Tomorrow, the House Committee on Health, Welfare, and Institutions will take up the three bill aimed at scaling back Certificate of Public Need (COPN) restrictions on health care, presented by Delegates O’Bannon, Peace, and Byron, respectively. The editors of the Richmond Times-Dispatch erroneously stated in their editorial on the subject that the vote was yesterday. That said, the date problem was just about the only thing the editors messed up.
The RTD took aim at the policy rationale behind COPN (Mercatus link in original):
The COPN system requires hospitals, ambulatory-care centers, and other health-care providers to get permission from the state before making major new investments — i.e., before spending their own money. The lengthy and expensive process can take months and cost hundreds of thousands of dollars, and has been used to stop innovative new treatments that have proven successful elsewhere.

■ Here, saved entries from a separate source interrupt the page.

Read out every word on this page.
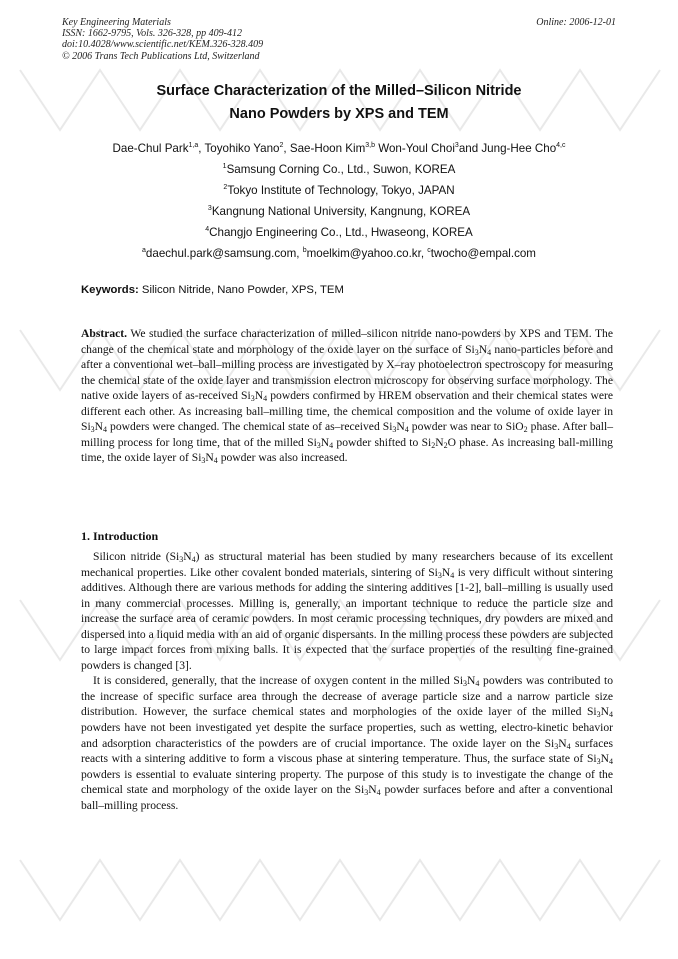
Key Engineering Materials
ISSN: 1662-9795, Vols. 326-328, pp 409-412
doi:10.4028/www.scientific.net/KEM.326-328.409
© 2006 Trans Tech Publications Ltd, Switzerland
Online: 2006-12-01
Surface Characterization of the Milled–Silicon Nitride
Nano Powders by XPS and TEM
Dae-Chul Park$^{1,a}$, Toyohiko Yano$^2$, Sae-Hoon Kim$^{3,b}$ Won-Youl Choi$^3$and Jung-Hee Cho$^{4,c}$
$^1$Samsung Corning Co., Ltd., Suwon, KOREA
$^2$Tokyo Institute of Technology, Tokyo, JAPAN
$^3$Kangnung National University, Kangnung, KOREA
$^4$Changjo Engineering Co., Ltd., Hwaseong, KOREA
$^a$daechul.park@samsung.com, $^b$moelkim@yahoo.co.kr, $^c$twocho@empal.com
Keywords: Silicon Nitride, Nano Powder, XPS, TEM

Abstract. We studied the surface characterization of milled–silicon nitride nano-powders by XPS and TEM. The change of the chemical state and morphology of the oxide layer on the surface of $Si_3N_4$ nano-particles before and after a conventional wet–ball–milling process are investigated by X–ray photoelectron spectroscopy for measuring the chemical state of the oxide layer and transmission electron microscopy for observing surface morphology. The native oxide layers of as-received $Si_3N_4$ powders confirmed by HREM observation and their chemical states were different each other. As increasing ball–milling time, the chemical composition and the volume of oxide layer in $Si_3N_4$ powders were changed. The chemical state of as–received $Si_3N_4$ powder was near to SiO$_2$ phase. After ball–milling process for long time, that of the milled $Si_3N_4$ powder shifted to $Si_2N_2O$ phase. As increasing ball-milling time, the oxide layer of $Si_3N_4$ powder was also increased.

1. Introduction

Silicon nitride $(Si_3N_4)$ as structural material has been studied by many researchers because of its excellent mechanical properties. Like other covalent bonded materials, sintering of $Si_3N_4$ is very difficult without sintering additives. Although there are various methods for adding the sintering additives [1-2], ball–milling is usually used in many commercial processes. Milling is, generally, an important technique to reduce the particle size and increase the surface area of ceramic powders. In most ceramic processing techniques, dry powders are mixed and dispersed into a liquid media with an aid of organic dispersants. In the milling process these powders are subjected to large impact forces from mixing balls. It is expected that the surface properties of the resulting fine-grained powders is changed [3].

It is considered, generally, that the increase of oxygen content in the milled $Si_3N_4$ powders was contributed to the increase of specific surface area through the decrease of average particle size and a narrow particle size distribution. However, the surface chemical states and morphologies of the oxide layer of the milled $Si_3N_4$ powders have not been investigated yet despite the surface properties, such as wetting, electro-kinetic behavior and adsorption characteristics of the powders are of crucial importance. The oxide layer on the $Si_3N_4$ surfaces reacts with a sintering additive to form a viscous phase at sintering temperature. Thus, the surface state of $Si_3N_4$ powders is essential to evaluate sintering property. The purpose of this study is to investigate the change of the chemical state and morphology of the oxide layer on the $Si_3N_4$ powder surfaces before and after a conventional ball–milling process.
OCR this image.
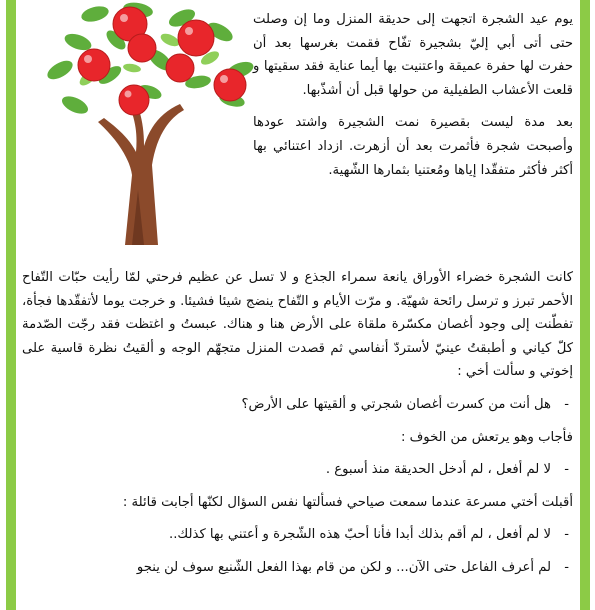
يوم عيد الشجرة اتجهت إلى حديقة المنزل وما إن وصلت حتى أتى أبي إليّ بشجيرة تفّاح فقمت بغرسها بعد أن حفرت لها حفرة عميقة واعتنيت بها أيما عناية فقد سقيتها و قلعت الأعشاب الطفيلية من حولها قبل أن أشذّبها.

بعد مدة ليست بقصيرة نمت الشجيرة واشتد عودها وأصبحت شجرة فأثمرت بعد أن أزهرت. ازداد اعتنائي بها أكثر فأكثر متفقّدا إياها ومُعتنيا بثمارها الشّهية.

كانت الشجرة خضراء الأوراق يانعة سمراء الجذع و لا تسل عن عظيم فرحتي لمّا رأيت حبّات التّفاح الأحمر تبرز و ترسل رائحة شهيّة. و مرّت الأيام و التّفاح ينضج شيئا فشيئا. و خرجت يوما لأتفقّدها فجأة، تفطّنت إلى وجود أغصان مكسّرة ملقاة على الأرض هنا و هناك. عبستُ و اغتظت فقد رجّت الصّدمة كلّ كياني و أطبقتُ عينيّ لأستردّ أنفاسي ثم قصدت المنزل متجهّم الوجه و ألقيتُ نظرة قاسية على إخوتي و سألت أخي :

-
هل أنت من كسرت أغصان شجرتي و ألقيتها على الأرض؟

فأجاب وهو يرتعش من الخوف :

-
لا لم أفعل ، لم أدخل الحديقة منذ أسبوع .

أقبلت أختي مسرعة عندما سمعت صياحي فسألتها نفس السؤال لكنّها أجابت قائلة :

-
لا لم أفعل ، لم أقم بذلك أبدا فأنا أحبّ هذه الشّجرة و أعتني بها كذلك..
-
لم أعرف الفاعل حتى الآن... و لكن من قام بهذا الفعل الشّنيع سوف لن ينجو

Hospitals not only use the system to throttle upstart competitors, they also wield it against one another — as when HCA tried to stop Bon Secours from building the St. Francis medical center in Chesterfield. The system is a gold mine for lawyers, who rack up huge fees trying to convince the state either to approve or reject projects — projects that often do little but follow customers by moving beds across town.

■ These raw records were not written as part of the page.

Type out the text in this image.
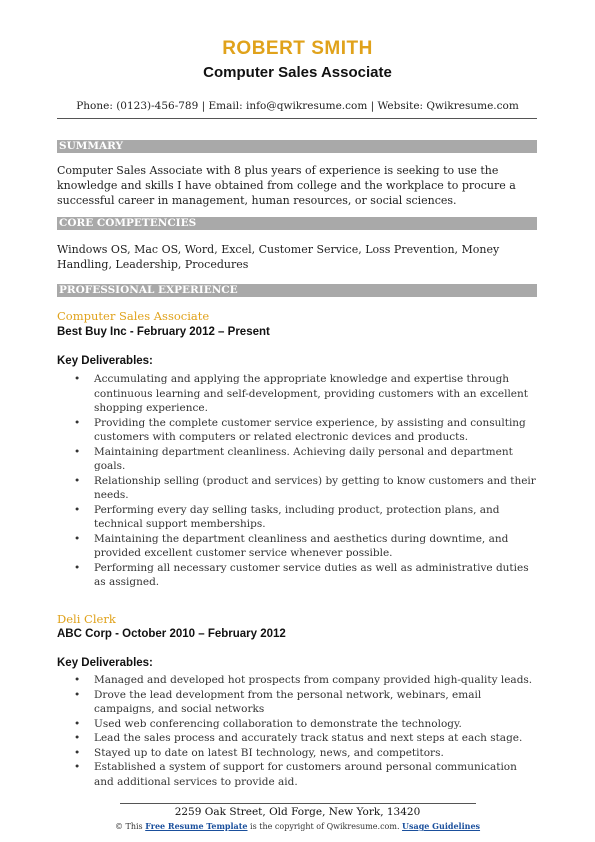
ROBERT SMITH
Computer Sales Associate
Phone: (0123)-456-789 | Email: info@qwikresume.com | Website: Qwikresume.com
SUMMARY
Computer Sales Associate with 8 plus years of experience is seeking to use the knowledge and skills I have obtained from college and the workplace to procure a successful career in management, human resources, or social sciences.
CORE COMPETENCIES
Windows OS, Mac OS, Word, Excel, Customer Service, Loss Prevention, Money Handling, Leadership, Procedures
PROFESSIONAL EXPERIENCE
Computer Sales Associate
Best Buy Inc - February 2012 – Present
Key Deliverables:
• Accumulating and applying the appropriate knowledge and expertise through continuous learning and self-development, providing customers with an excellent shopping experience.
• Providing the complete customer service experience, by assisting and consulting customers with computers or related electronic devices and products.
• Maintaining department cleanliness. Achieving daily personal and department goals.
• Relationship selling (product and services) by getting to know customers and their needs.
• Performing every day selling tasks, including product, protection plans, and technical support memberships.
• Maintaining the department cleanliness and aesthetics during downtime, and provided excellent customer service whenever possible.
• Performing all necessary customer service duties as well as administrative duties as assigned.
Deli Clerk
ABC Corp - October 2010 – February 2012
Key Deliverables:
• Managed and developed hot prospects from company provided high-quality leads.
• Drove the lead development from the personal network, webinars, email campaigns, and social networks
• Used web conferencing collaboration to demonstrate the technology.
• Lead the sales process and accurately track status and next steps at each stage.
• Stayed up to date on latest BI technology, news, and competitors.
• Established a system of support for customers around personal communication and additional services to provide aid.
2259 Oak Street, Old Forge, New York, 13420
© This Free Resume Template is the copyright of Qwikresume.com. Usage Guidelines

COPN has no benefit to consumers, though. By restricting supply, it forces patients to drive sometimes long distances to get services they should be able to get closer to home. Research has shown that COPN laws reduce the number and availability of services and hospital beds. With so many members of the baby boom generation reaching retirement age, Virginia should be trying to increase the supply of medical services, not restrict it.
The system has few defenders now except for large hospital chains that use the law to throttle competition (which they call “cherry-picking”) and their occasional allies. Those allies labor under the delusion that market incumbents run their businesses for purely virtuous motives while would-be competitors are driven strictly by greed and are unburdened by any scruple. The evidence for that assumption is, to put it kindly, elusive.
Perhaps if the Times-Dispatch editors had a sit down with their counterparts at the Virginian-Pilot, they could set the Hampton Roads paper straight. But I digress…
More to the point, the RTD folks appreciate the problem in health care supply – which usually gets short shrift from policy makers and pundits, who usually obsess about health care demand like drunken Keynesians. I’ve had quite a bit to say about the COPN effect on health care supply (with an assist from Norm Leahy), and how it leads to higher prices, higher insurance rates, and less health care availability for all. I’m glad to find more who agree.
As for the bills themselves – which “have been written precisely to meet the objections of the hospital lobby,” as the editors note – they come up for a committee vote tomorrow (again, not yesterday).
D.J. McGuire is Financial Editor for Bearing Drift.